On peut dénigrer certains aspects de la vie politique en général, mais encore faut-il mettre le doigt sur ce qui cloche et, mieux encore, remonter le cours des événements pour voir d'où un phénomène prend sa naissance. L'intérêt de lire ce genre de livre, c'est de se familiariser avec la pensée critique, ici celle de Mme Arendt, et de revoir le XXe siècle sous un nouvel angle.
Je propose donc dans les prochaines semaines de citer certains passages que je trouve percutants.
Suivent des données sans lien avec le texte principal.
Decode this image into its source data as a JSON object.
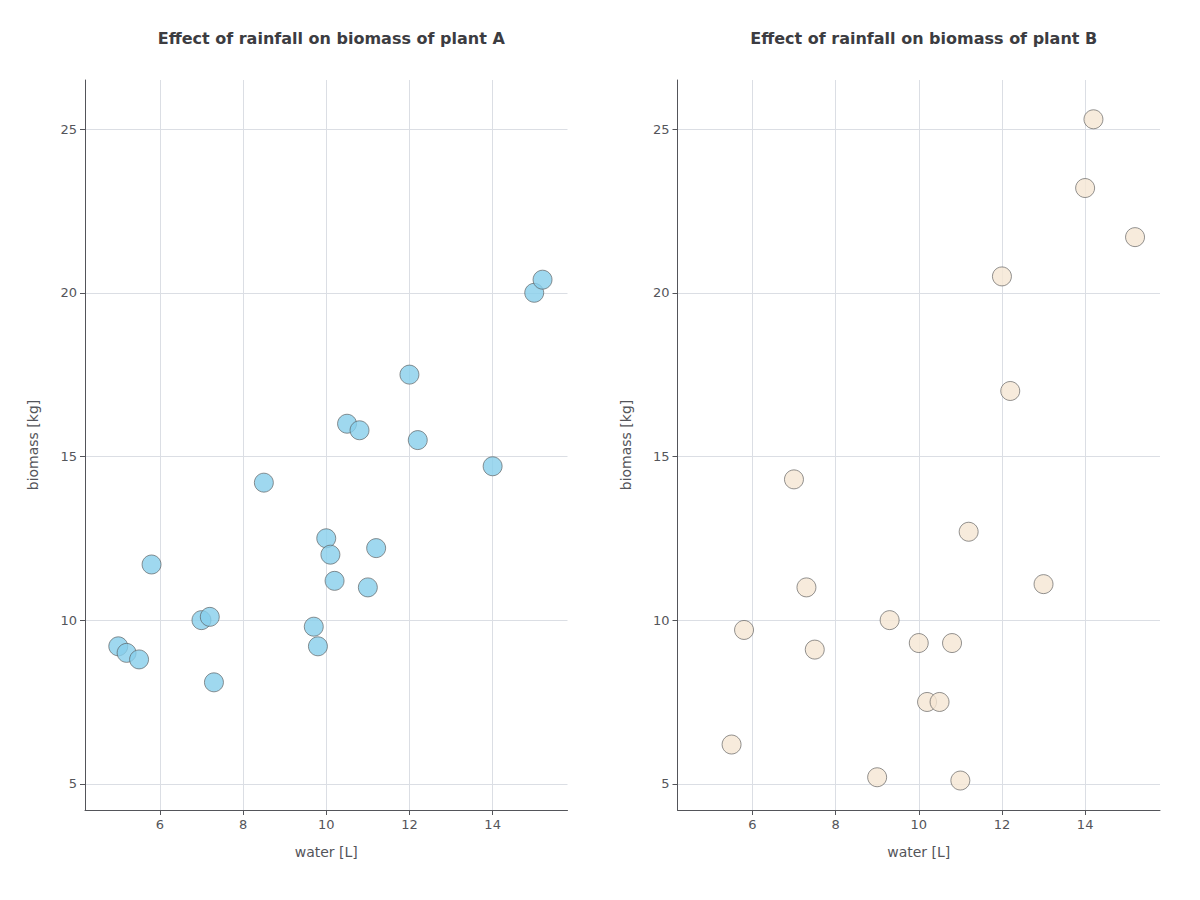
{
  "chart_data": [
    {
      "type": "scatter",
      "title": "Effect of rainfall on biomass of plant A",
      "xlabel": "water [L]",
      "ylabel": "biomass [kg]",
      "x": [
        5.0,
        5.2,
        5.5,
        5.8,
        7.0,
        7.2,
        7.3,
        8.5,
        9.7,
        9.8,
        10.0,
        10.1,
        10.2,
        10.5,
        10.8,
        11.0,
        11.2,
        12.0,
        12.2,
        14.0,
        15.0,
        15.2
      ],
      "values": [
        9.2,
        9.0,
        8.8,
        11.7,
        10.0,
        10.1,
        8.1,
        14.2,
        9.8,
        9.2,
        12.5,
        12.0,
        11.2,
        16.0,
        15.8,
        11.0,
        12.2,
        17.5,
        15.5,
        14.7,
        20.0,
        20.4
      ],
      "color": "#87CEEB",
      "xlim": [
        4.2,
        15.8
      ],
      "ylim": [
        4.2,
        26.5
      ],
      "xticks": [
        6,
        8,
        10,
        12,
        14
      ],
      "yticks": [
        5,
        10,
        15,
        20,
        25
      ],
      "grid": true
    },
    {
      "type": "scatter",
      "title": "Effect of rainfall on biomass of plant B",
      "xlabel": "water [L]",
      "ylabel": "biomass [kg]",
      "x": [
        5.5,
        5.8,
        7.0,
        7.3,
        7.5,
        9.0,
        9.3,
        10.0,
        10.2,
        10.5,
        10.8,
        11.0,
        11.2,
        12.0,
        12.2,
        13.0,
        14.0,
        14.2,
        15.2
      ],
      "values": [
        6.2,
        9.7,
        14.3,
        11.0,
        9.1,
        5.2,
        10.0,
        9.3,
        7.5,
        7.5,
        9.3,
        5.1,
        12.7,
        20.5,
        17.0,
        11.1,
        23.2,
        25.3,
        21.7
      ],
      "color": "#F5E6D3",
      "xlim": [
        4.2,
        15.8
      ],
      "ylim": [
        4.2,
        26.5
      ],
      "xticks": [
        6,
        8,
        10,
        12,
        14
      ],
      "yticks": [
        5,
        10,
        15,
        20,
        25
      ],
      "grid": true
    }
  ]
}
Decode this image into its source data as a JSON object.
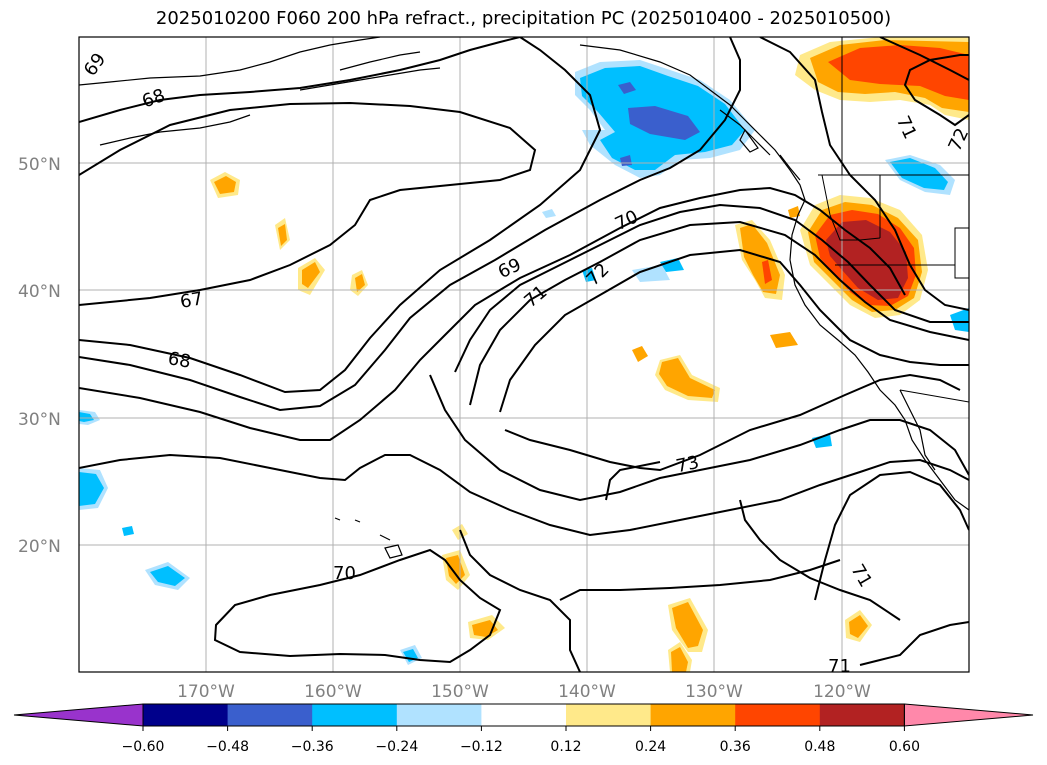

En voici un premier:
Ni le national-socialisme ni le boclhevisme ne proclamèrent jamais qu'ils avaient établi un nouveau genre de régime, ni ne déclarèrent que leurs objectifs étaient atteints avec la prise du pouvoir et le contrôle de l'appareil étatique. Leur idée de la domination ne pouvait être réalisée ni par un État ni par un simple appareil de violence, mais seulement par un groupement animé d'un mouvement constant: à savoir, la domination permanente de chaque individu dans chaque sphère de sa vie. La prise du pouvoir par la violence n'est jamais une fin en soi, mais seulement le moyen d'une fin et, dans n'importe quel pays, la prise du pouvoir n'est qu'une étape transitoire et bienvenue, mais jamais la fin du mouvement. L'objectif pratique du mouvement consiste à encadrer autant de gens que possible dans son organisation, et de la mettre et de les maintenir en mouvement: quant à l'objectif politique qui constituerait la fin du mouvement, il n'existe tout simplement pas.